Firstly, it's too early to lean on job numbers in the 2011 calender. The US Economic recovery is stair stepping higher and thats not a secret. The larger issue is the solvency of Europe and what happens with the Yuan. The Trade to watch is Gold, the sectors to watch are Technology and the speed which you recieve broadcasting to your handset/tablet, and Social Networking actually monetizing which will become evident to the Goldman Partners in the Private FaceBook (unregulated) transaction at $2million a pop. Lastly, Tim Geithner says our creditcard expires March 15th 2011, and has no security code on the back to save us.
In Europe, the FTSE 100 index of leading British shares was down 29.83 points, or 0.5 percent, at 5,989.68 while Germany's DAX fell 18.81 points, or 0.3 percent, to 6,962.58. The CAC-40 in France was 23.41 points, or 0.6 percent, lower at 3,881.01.
Wall Street was heading for a lower opening, too -- Dow futures were down 15 points at 11,631 while the broader Standard & Poor's 500 futures fell 2.7 to 1,267.50. How the U.S. actually opens and how markets in general end the first trading week of the year will likely hinge on how the monthly nonfarm payrolls data look. The figures, which often set the tone in markets for a week or two, have taken on greater significance following a survey on Wednesday by the ADP agency showing U.S. employers added a massive 297,000 private sector jobs in December. That was way up on November's 92,000 and significantly ahead of market expectations for a 100,000 increase.
Analysts have been quick to raise their predictions for Friday's government report, despite fairly disappointing weekly jobless claims figures Thursday, and the expectation now is that around 180,000 jobs, both private and public, were added over the month, up from predictions of 140,000 before the ADP's survey. Some investment houses are predicting double that.

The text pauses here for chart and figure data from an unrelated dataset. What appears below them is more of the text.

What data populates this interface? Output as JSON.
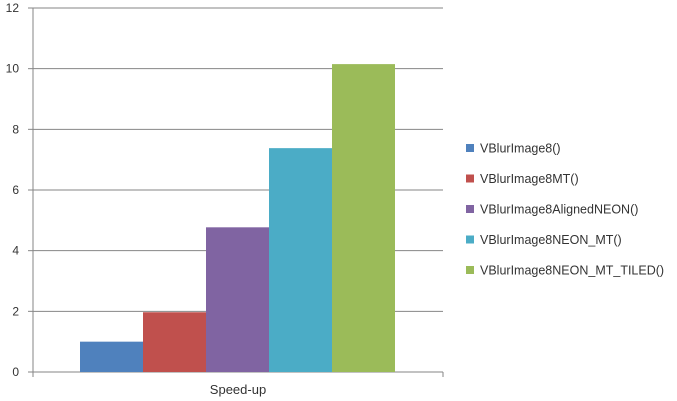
{
  "chart_data": {
    "type": "bar",
    "categories": [
      "Speed-up"
    ],
    "series": [
      {
        "name": "VBlurImage8()",
        "values": [
          1.0
        ],
        "color": "#4F81BD"
      },
      {
        "name": "VBlurImage8MT()",
        "values": [
          1.97
        ],
        "color": "#C0504D"
      },
      {
        "name": "VBlurImage8AlignedNEON()",
        "values": [
          4.77
        ],
        "color": "#8064A2"
      },
      {
        "name": "VBlurImage8NEON_MT()",
        "values": [
          7.38
        ],
        "color": "#4BACC6"
      },
      {
        "name": "VBlurImage8NEON_MT_TILED()",
        "values": [
          10.15
        ],
        "color": "#9BBB59"
      }
    ],
    "y_ticks": [
      "0",
      "2",
      "4",
      "6",
      "8",
      "10",
      "12"
    ],
    "ylim": [
      0,
      12
    ],
    "grid": true,
    "legend_position": "right"
  }
}
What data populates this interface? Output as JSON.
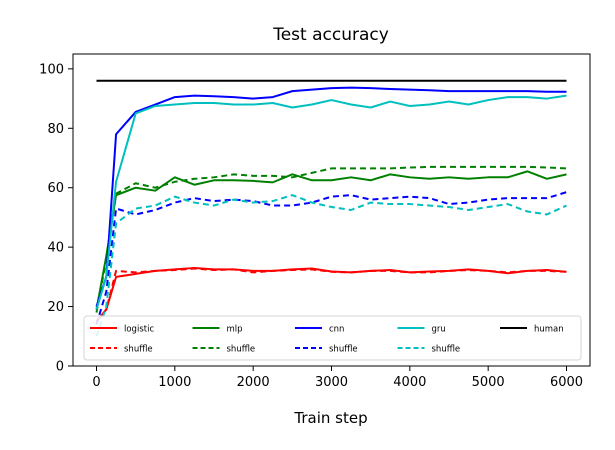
{
  "chart_data": {
    "type": "line",
    "title": "Test accuracy",
    "xlabel": "Train step",
    "ylabel": "",
    "xlim": [
      -300,
      6300
    ],
    "ylim": [
      0,
      105
    ],
    "xticks": [
      0,
      1000,
      2000,
      3000,
      4000,
      5000,
      6000
    ],
    "yticks": [
      0,
      20,
      40,
      60,
      80,
      100
    ],
    "grid": false,
    "legend_position": "bottom",
    "legend_columns": 5,
    "x": [
      0,
      125,
      250,
      500,
      750,
      1000,
      1250,
      1500,
      1750,
      2000,
      2250,
      2500,
      2750,
      3000,
      3250,
      3500,
      3750,
      4000,
      4250,
      4500,
      4750,
      5000,
      5250,
      5500,
      5750,
      6000
    ],
    "series": [
      {
        "name": "logistic",
        "color": "#ff0000",
        "dash": "solid",
        "values": [
          15,
          19,
          30,
          31,
          32,
          32.5,
          33,
          32.5,
          32.5,
          32,
          32,
          32.5,
          32.8,
          31.8,
          31.5,
          32,
          32.3,
          31.5,
          31.8,
          32,
          32.5,
          32,
          31.2,
          32,
          32.3,
          31.7
        ]
      },
      {
        "name": "shuffle",
        "color": "#ff0000",
        "dash": "dashed",
        "values": [
          15,
          19,
          32,
          31.5,
          32,
          32.3,
          32.8,
          32.3,
          32.5,
          31.5,
          32,
          32.3,
          32.5,
          31.7,
          31.5,
          32,
          32,
          31.5,
          31.5,
          32,
          32.3,
          32,
          31.5,
          32,
          32,
          31.7
        ]
      },
      {
        "name": "mlp",
        "color": "#008000",
        "dash": "solid",
        "values": [
          19,
          37,
          57.5,
          60,
          59,
          63.5,
          61,
          62.5,
          62.5,
          62.3,
          61.8,
          64.5,
          62.5,
          62.5,
          63.5,
          62.5,
          64.5,
          63.5,
          63,
          63.5,
          63,
          63.5,
          63.5,
          65.5,
          63,
          64.5
        ]
      },
      {
        "name": "shuffle",
        "color": "#008000",
        "dash": "dashed",
        "values": [
          18,
          36,
          58,
          61.5,
          60,
          62,
          63,
          63.5,
          64.5,
          64,
          64,
          63.5,
          65,
          66.5,
          66.5,
          66.5,
          66.5,
          66.8,
          67,
          67,
          67,
          67,
          67,
          67,
          66.8,
          66.5
        ]
      },
      {
        "name": "cnn",
        "color": "#0000ff",
        "dash": "solid",
        "values": [
          20,
          30,
          78,
          85.5,
          88,
          90.5,
          91,
          90.8,
          90.5,
          90,
          90.5,
          92.5,
          93,
          93.5,
          93.7,
          93.5,
          93.2,
          93,
          92.8,
          92.5,
          92.5,
          92.5,
          92.5,
          92.5,
          92.3,
          92.3
        ]
      },
      {
        "name": "shuffle",
        "color": "#0000ff",
        "dash": "dashed",
        "values": [
          14,
          25,
          53,
          51,
          52.5,
          55,
          56.5,
          55.5,
          56,
          55.5,
          54,
          54,
          55,
          57,
          57.5,
          56,
          56.5,
          57,
          56.5,
          54.5,
          55,
          56,
          56.5,
          56.5,
          56.5,
          58.5
        ]
      },
      {
        "name": "gru",
        "color": "#00bfbf",
        "dash": "solid",
        "values": [
          19,
          30,
          62,
          85,
          87.5,
          88,
          88.5,
          88.5,
          88,
          88,
          88.5,
          87,
          88,
          89.5,
          88,
          87,
          89,
          87.5,
          88,
          89,
          88,
          89.5,
          90.5,
          90.5,
          90,
          91
        ]
      },
      {
        "name": "shuffle",
        "color": "#00bfbf",
        "dash": "dashed",
        "values": [
          10,
          20,
          48,
          53,
          54,
          57,
          55,
          54,
          56,
          55,
          55.5,
          57.5,
          55,
          53.5,
          52.5,
          55,
          54.5,
          54.5,
          54,
          53.5,
          52.5,
          53.5,
          54.5,
          52,
          51,
          54
        ]
      },
      {
        "name": "human",
        "color": "#000000",
        "dash": "solid",
        "values": [
          96,
          96,
          96,
          96,
          96,
          96,
          96,
          96,
          96,
          96,
          96,
          96,
          96,
          96,
          96,
          96,
          96,
          96,
          96,
          96,
          96,
          96,
          96,
          96,
          96,
          96
        ]
      }
    ]
  }
}
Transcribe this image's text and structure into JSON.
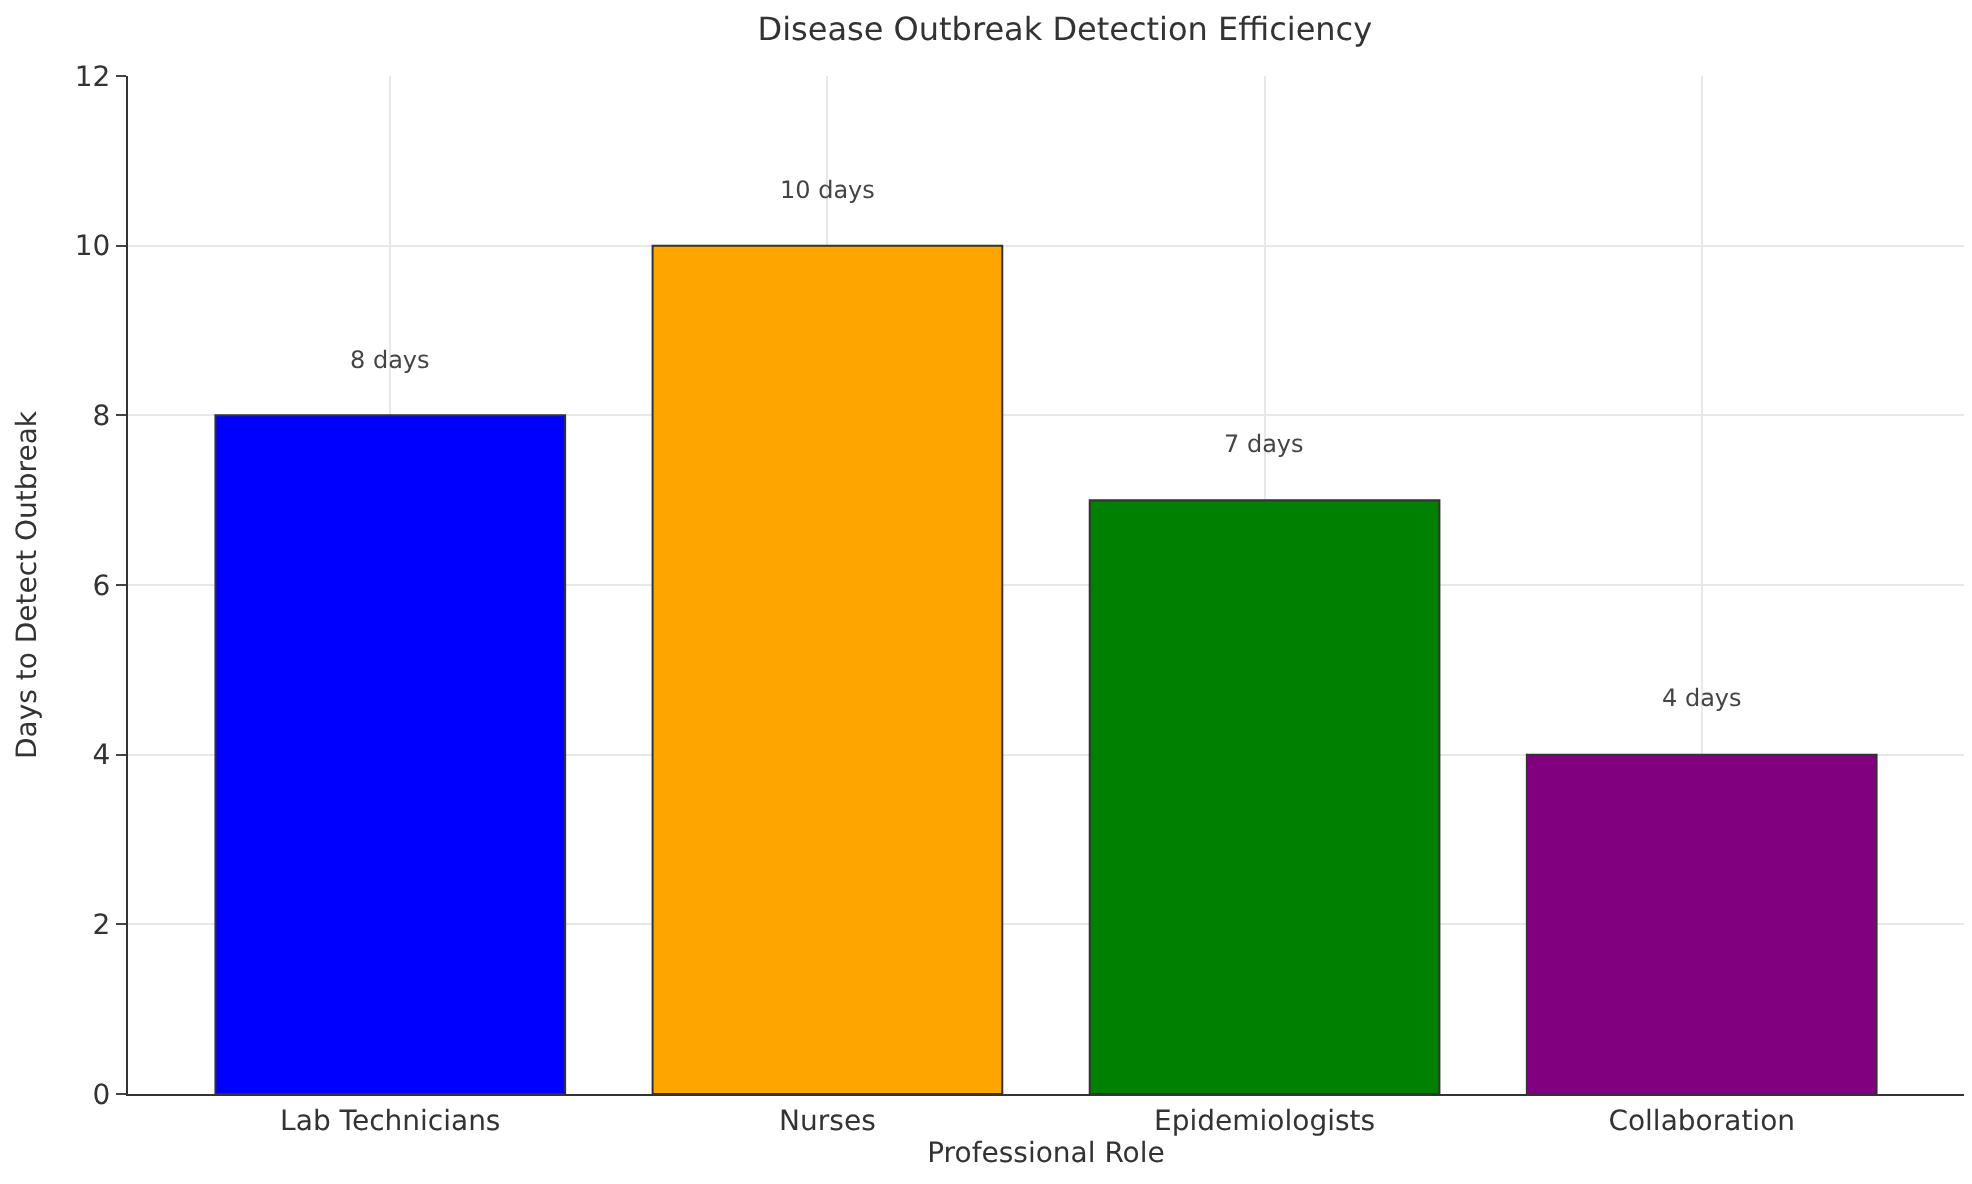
{
  "chart_data": {
    "type": "bar",
    "title": "Disease Outbreak Detection Efficiency",
    "xlabel": "Professional Role",
    "ylabel": "Days to Detect Outbreak",
    "categories": [
      "Lab Technicians",
      "Nurses",
      "Epidemiologists",
      "Collaboration"
    ],
    "values": [
      8,
      10,
      7,
      4
    ],
    "colors": [
      "#0000ff",
      "#ffa500",
      "#008000",
      "#800080"
    ],
    "value_labels": [
      "8 days",
      "10 days",
      "7 days",
      "4 days"
    ],
    "ylim": [
      0,
      12
    ],
    "yticks": [
      0,
      2,
      4,
      6,
      8,
      10,
      12
    ],
    "grid": true
  }
}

The scale of the upward revisions have been so great that there's now plenty of room for disappointment, especially as December figures are often distorted by seasonal factors to do with the Christmas shopping season and the weather, analysts said. "We are mindful of the ADP possibly overestimating the true extent of improvement at this stage," said Derek Halpenny, an analyst at the Bank of Tokyo-Mitsubishi UFJ. "Some of the largest overestimates have come in December." More jobs in the U.S. is good news for stocks because it signifies that the world's largest economy is growing faster than before.

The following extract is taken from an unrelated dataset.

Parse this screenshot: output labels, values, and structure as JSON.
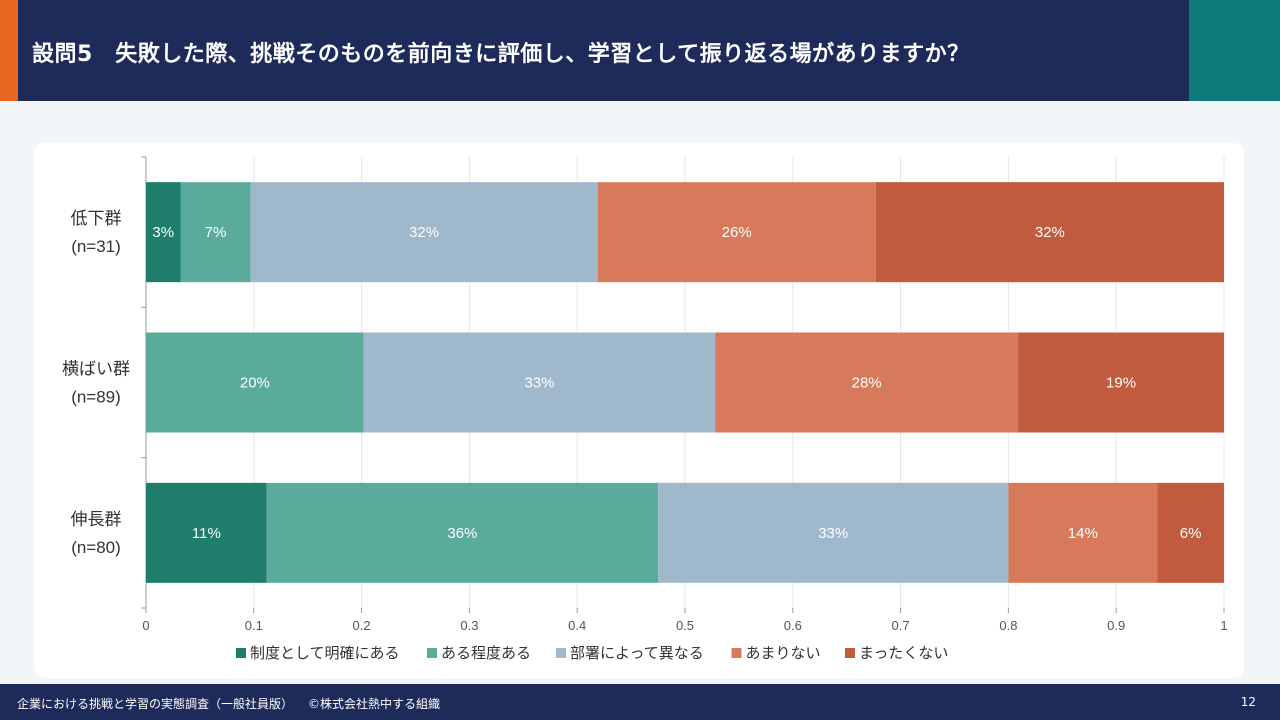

However, faster jobs growth could also prompt the Federal Reserve to start withdrawing its monetary stimulus sooner than previously expected. As well as cutting its key interest rate to near zero percent, the Fed has authorized two massive money injections into the U.S. economy and is currently in the middle of a $600 billion effort. Tentative concerns that the Fed may soon alter course seemed to weigh on stocks in the immediate aftermath of the upbeat ADP jobs survey but the optimists soon took charge -- after all, higher growth means bigger profits and earnings. The dollar rallied on the back of a sharp spike in Treasury yields. That means that holding dollars is more attractive because the returns are potentially greater. By late morning London time, the euro was down 0.2 percent at $1.2979 while the dollar was up 0.2 percent at 83.51 yen.